Mediados los años 70 los flujos migratorios se fueron debilitando por el lógico agotamiento de las poblaciones de los territorios que los alimentaban. El despoblamiento que había comenzado más de cien años antes se estaba consumando irreversiblemente. 

 

El “no nacido” IV Plan de Desarrollo (1976-1979) tenía un enfoque centrado en “la vertebración del territorio”. Ya en otra fase del desarrollo, en sus estudios previos, propugnaba una más equilibrada organización del sistema de ciudades en busca del equilibrio territorial, pero con el cambio de Régimen se abandonó la política de planificación que desde el Plan de Estabilización de 1959 había dirigido un desarrollo económico eficaz pero territorialmente desequilibrado.

 

La nueva organización político-administrativa tras la Constitución de 1978 deja las competencias de ordenación del territorio en manos de las Comunidades Autónomas que, salvo algunas excepciones, no la ejercen de forma positiva.
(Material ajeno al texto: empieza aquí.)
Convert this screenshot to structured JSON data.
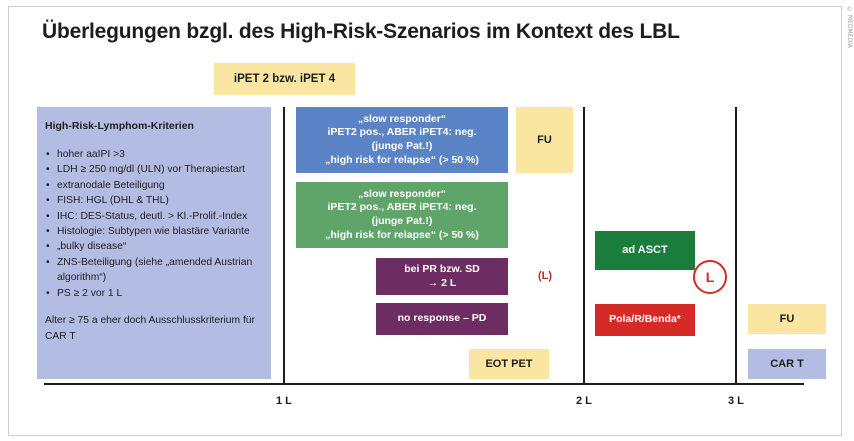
{
  "title": "Überlegungen bzgl. des High-Risk-Szenarios im Kontext des LBL",
  "side_note": "© MEDMEDIA",
  "ipet_label": "iPET 2 bzw. iPET 4",
  "criteria": {
    "heading": "High-Risk-Lymphom-Kriterien",
    "items": [
      "hoher aaIPI >3",
      "LDH ≥ 250 mg/dl (ULN) vor Therapiestart",
      "extranodale Beteiligung",
      "FISH: HGL (DHL & THL)",
      "IHC: DES-Status, deutl. > Kl.-Prolif.-Index",
      "Histologie: Subtypen wie blastäre Variante",
      "„bulky disease“",
      "ZNS-Beteiligung (siehe „amended Austrian",
      "algorithm“)",
      "PS ≥ 2 vor 1 L"
    ],
    "footer": [
      "Alter ≥ 75 a eher doch Ausschlusskriterium für",
      "CAR T"
    ]
  },
  "slow_blue": [
    "„slow responder“",
    "iPET2 pos., ABER iPET4: neg.",
    "(junge Pat.!)",
    "„high risk for relapse“ (> 50 %)"
  ],
  "slow_green": [
    "„slow responder“",
    "iPET2 pos., ABER iPET4: neg.",
    "(junge Pat.!)",
    "„high risk for relapse“ (> 50 %)"
  ],
  "fu_top": "FU",
  "pr_sd": [
    "bei PR bzw. SD",
    "→ 2 L"
  ],
  "l_paren": "(L)",
  "no_response": "no response – PD",
  "eot_pet": "EOT PET",
  "ad_asct": "ad ASCT",
  "pola": "Pola/R/Benda*",
  "circle_l": "L",
  "fu_right": "FU",
  "car_t": "CAR T",
  "axis_ticks": [
    "1 L",
    "2 L",
    "3 L"
  ]
}
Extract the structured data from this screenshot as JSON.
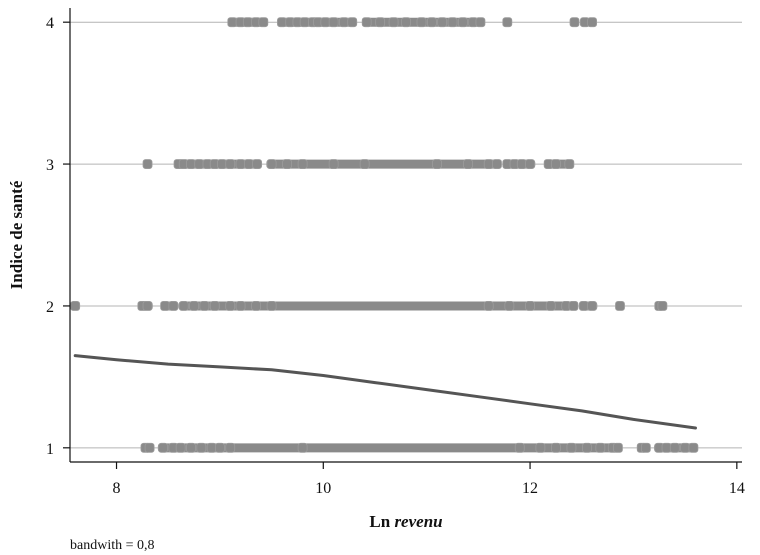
{
  "chart_data": {
    "type": "scatter",
    "xlabel": {
      "bold_part": "Ln ",
      "italic_part": "revenu"
    },
    "ylabel": "Indice de santé",
    "xlim": [
      7.55,
      14.05
    ],
    "ylim": [
      0.9,
      4.1
    ],
    "xticks": [
      8,
      10,
      12,
      14
    ],
    "yticks": [
      1,
      2,
      3,
      4
    ],
    "grid_y": true,
    "note": "bandwith = 0,8",
    "colors": {
      "points": "#8a8a8a",
      "line": "#555555",
      "grid": "#b4b4b4",
      "axis": "#111111"
    },
    "series": [
      {
        "y": 4,
        "segments": [
          [
            9.12,
            9.45
          ],
          [
            9.6,
            10.3
          ],
          [
            10.4,
            11.55
          ]
        ],
        "points": [
          9.12,
          9.2,
          9.27,
          9.35,
          9.42,
          9.6,
          9.68,
          9.75,
          9.82,
          9.9,
          9.95,
          10.02,
          10.1,
          10.2,
          10.28,
          10.42,
          10.55,
          10.68,
          10.8,
          10.95,
          11.05,
          11.15,
          11.25,
          11.35,
          11.45,
          11.52,
          11.78,
          12.43,
          12.53,
          12.6
        ]
      },
      {
        "y": 3,
        "segments": [
          [
            8.6,
            9.4
          ],
          [
            9.45,
            11.7
          ],
          [
            11.75,
            12.05
          ],
          [
            12.15,
            12.4
          ]
        ],
        "points": [
          8.3,
          8.6,
          8.65,
          8.72,
          8.8,
          8.88,
          8.95,
          9.02,
          9.1,
          9.2,
          9.28,
          9.36,
          9.5,
          9.65,
          9.8,
          10.1,
          10.4,
          11.1,
          11.4,
          11.6,
          11.68,
          11.78,
          11.85,
          11.92,
          12.0,
          12.18,
          12.25,
          12.38
        ]
      },
      {
        "y": 2,
        "segments": [
          [
            8.25,
            8.35
          ],
          [
            8.45,
            8.58
          ],
          [
            8.6,
            12.45
          ],
          [
            12.5,
            12.65
          ]
        ],
        "points": [
          7.6,
          8.25,
          8.3,
          8.47,
          8.55,
          8.65,
          8.75,
          8.85,
          8.95,
          9.1,
          9.2,
          9.35,
          9.5,
          11.6,
          11.8,
          12.0,
          12.2,
          12.35,
          12.42,
          12.52,
          12.6,
          12.87,
          13.25,
          13.28
        ]
      },
      {
        "y": 1,
        "segments": [
          [
            8.25,
            8.35
          ],
          [
            8.4,
            12.85
          ],
          [
            13.05,
            13.15
          ],
          [
            13.2,
            13.6
          ]
        ],
        "points": [
          8.28,
          8.32,
          8.45,
          8.55,
          8.62,
          8.72,
          8.82,
          8.92,
          9.0,
          9.1,
          9.8,
          11.9,
          12.1,
          12.25,
          12.4,
          12.55,
          12.68,
          12.8,
          12.85,
          13.08,
          13.12,
          13.25,
          13.32,
          13.4,
          13.5,
          13.58
        ]
      }
    ],
    "smooth_line": {
      "x": [
        7.6,
        8.0,
        8.5,
        9.0,
        9.5,
        10.0,
        10.5,
        11.0,
        11.5,
        12.0,
        12.5,
        13.0,
        13.6
      ],
      "y": [
        1.65,
        1.62,
        1.59,
        1.57,
        1.55,
        1.51,
        1.46,
        1.41,
        1.36,
        1.31,
        1.26,
        1.2,
        1.14
      ]
    }
  }
}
Por el contrario, se pone de manifiesto una total falta de coordinación y cooperación interadministrativa, agravada por el predominio de estrategias de competitividad entre territorio y ciudades.  Por ejemplo, las proclamas en favor de la igualdad y la sostenibilidad se contradicen en la práctica por la persistencia de atavismos poblacionistas. Ganar o perder población se ven como claros signos de progreso o declive, lo cual inciden positiva o negativamente en la valoración que los electores hacen de los gobiernos locales. Para muchas ciudades competir en crecimiento demográfico es un objetivo esencial. 

 

Ahora estamos en un periodo de la historia con diferencias fundamentales en lo económico, lo social, lo tecnológico …, pero el conocimiento de su historia es imprescindible tanto para definir como para afrontar los desequilibrios territoriales. En 1967 Pedro Bidagor, responsable absoluto del urbanismo a nivel nacional desde 1940, refiriéndose a la “necesaria” descongestión de Madrid, afirmaba en relación con el escaso éxito de las políticas que:

 

"el mayor obstáculo con el que se tropieza es la natural resistencia de quienes hayan de sufrir una merma en sus ilusiones especulativas, que, como es natural, tratarán de ofrecer soluciones diferentes que, de manera más o menos velada, propugnen por el mantenimiento de la situación actual, conducente al crecimiento en "mancha de aceite", que revaloriza los terrenos circundantes y abre amplio y fácil campo a toda clase de especulaciones sobre el suelo".

 

A pesar de los cambios habidos, permanecen, lógicamente, los criterios que guían las decisiones empresariales a la hora de localizar sus inversiones aprovechando las ventajas de las ciudades. Sin embargo, no tenía justificación entonces ni la tiene ahora la, ya tradicional, falta de coordinación entre administraciones ni la ausencia de actuaciones solidarias para combatir desequilibrios territoriales. 

 

Pretender a estas alturas que revierta el proceso de urbanización de la población, parar su progresiva concentración en las ciudades, puede ser un esfuerzo tan inútil como querer negar la ley de la gravitación universal.